Chuck Samuels rentre dans l’histoire

Comment quand on a été responsable d’un des principaux festival international de photographie pendant douze ans faire œuvre personnelle ? Chuck Samuels qui fut pour les six dernières éditions biennale directeur du Mois de la Photo à Montréal nous apporte une réponse forte et originale grâce à l’invitation de son compatriote Serge Clément au Réverbère 2 à Lyon.

Catherine Dérioz et Jacques Damez représentent depuis plusieurs années le photographe québecois pour la diffusion de ses street view.
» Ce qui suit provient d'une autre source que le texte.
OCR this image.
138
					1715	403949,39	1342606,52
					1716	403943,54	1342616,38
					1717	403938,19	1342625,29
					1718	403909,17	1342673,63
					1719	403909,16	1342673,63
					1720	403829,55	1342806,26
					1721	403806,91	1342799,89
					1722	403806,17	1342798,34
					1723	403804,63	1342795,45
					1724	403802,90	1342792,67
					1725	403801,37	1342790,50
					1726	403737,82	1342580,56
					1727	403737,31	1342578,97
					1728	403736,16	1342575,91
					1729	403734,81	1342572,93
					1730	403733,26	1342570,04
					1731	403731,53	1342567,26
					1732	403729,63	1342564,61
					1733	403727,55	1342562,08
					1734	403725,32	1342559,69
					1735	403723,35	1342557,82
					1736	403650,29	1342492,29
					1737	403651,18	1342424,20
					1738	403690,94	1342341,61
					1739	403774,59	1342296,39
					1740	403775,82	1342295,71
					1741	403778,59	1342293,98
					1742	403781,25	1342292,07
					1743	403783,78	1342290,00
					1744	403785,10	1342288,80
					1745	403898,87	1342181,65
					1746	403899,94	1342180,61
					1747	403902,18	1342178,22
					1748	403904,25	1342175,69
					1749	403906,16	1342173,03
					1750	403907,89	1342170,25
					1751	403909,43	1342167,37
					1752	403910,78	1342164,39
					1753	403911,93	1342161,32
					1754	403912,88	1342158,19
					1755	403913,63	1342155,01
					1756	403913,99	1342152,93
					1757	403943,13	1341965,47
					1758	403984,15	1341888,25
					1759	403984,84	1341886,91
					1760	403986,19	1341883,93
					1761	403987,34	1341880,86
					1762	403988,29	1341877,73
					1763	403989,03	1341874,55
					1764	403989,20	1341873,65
Ici c’est l’histoire de toute une vie qui est revisitée dans ce décalage que pointe son intitulé « Dépaysé ». En choisissant quant à lui le titre générique « Le photographe » Chuck Samuels revendique son inscription à la fois drôle et référencée dans l’histoire spécifique du medium.

En se plaçant dès 1991 « Before the camera » il complète l’histoire du nu, échangeant avec un de ses amis les rôles d’opérateur et de modèle. Les nus féminins les plus célèbres y sont donc interprétés par les deux hommes dans une posture que l’auteur revendique comme homo-ironique plus que revendicatrice d’un érotisme gay. Cette série contribue avec légèreté à régénérer autant l’histoire de la photographie que celle des gender studies.

Avec « Le photographe » série de 2015 Chuck remplace en post-production les autoportraits des plus grands photographes par son propre visage, avec spéciale dédicace à quelques uns d’entre eux appartenant à son panthéon personnel comme Youssuf Karsh ou Roy de Carava. Dans lmes deux ensembles si les passe-partout sont semblables chaque tirage est produit à la taille de l’original, puisqu’il s’agit toujours de repenser les images à travers une archive.

L’aspect ludique et cultivé de ces propositions ne doit pas masquer le caractère plus engagé notamment envers les sciences humaines et plus directement le freudisme revu par l’image. Dans un ensemble de 1996 réalisé avec son ami Bill Parsons il se fonde sur le chef d’œuvre d’Hitchkock pour que sa relecture séuencée procède à une « Psycho-analysis ».

Mais la série la plus apte à éclairer ses pratiques citationnelles et appropriationnistes nous conduit en 2010 « Before photography », comprenez avant que le petit Chuck ne se dévoue à la prise de vue en laissant la responsabilité au pater familias. L’image inaugurale est un portrait d’amour du père prenant sa femme pour modèle. Mais l’auteur ne déroge pas à son goût pour l’auto-dérision confirmé par où il s’assimile à la figure du photographe dans toutes sortes de films sous le titre « Chuck goes to the movies ».

Deux vidéos construites à partir de film stills et de séquences d’auteurs parlant de leur production sont mêlées avec les derniers mots du père mourant faisant office de reconnaissance et d’héritage autorisant le fils à incarner pleinement son œuvre.
Elle voit le photographe entrer de plein pied dans l’histoire avec humour et intelligence.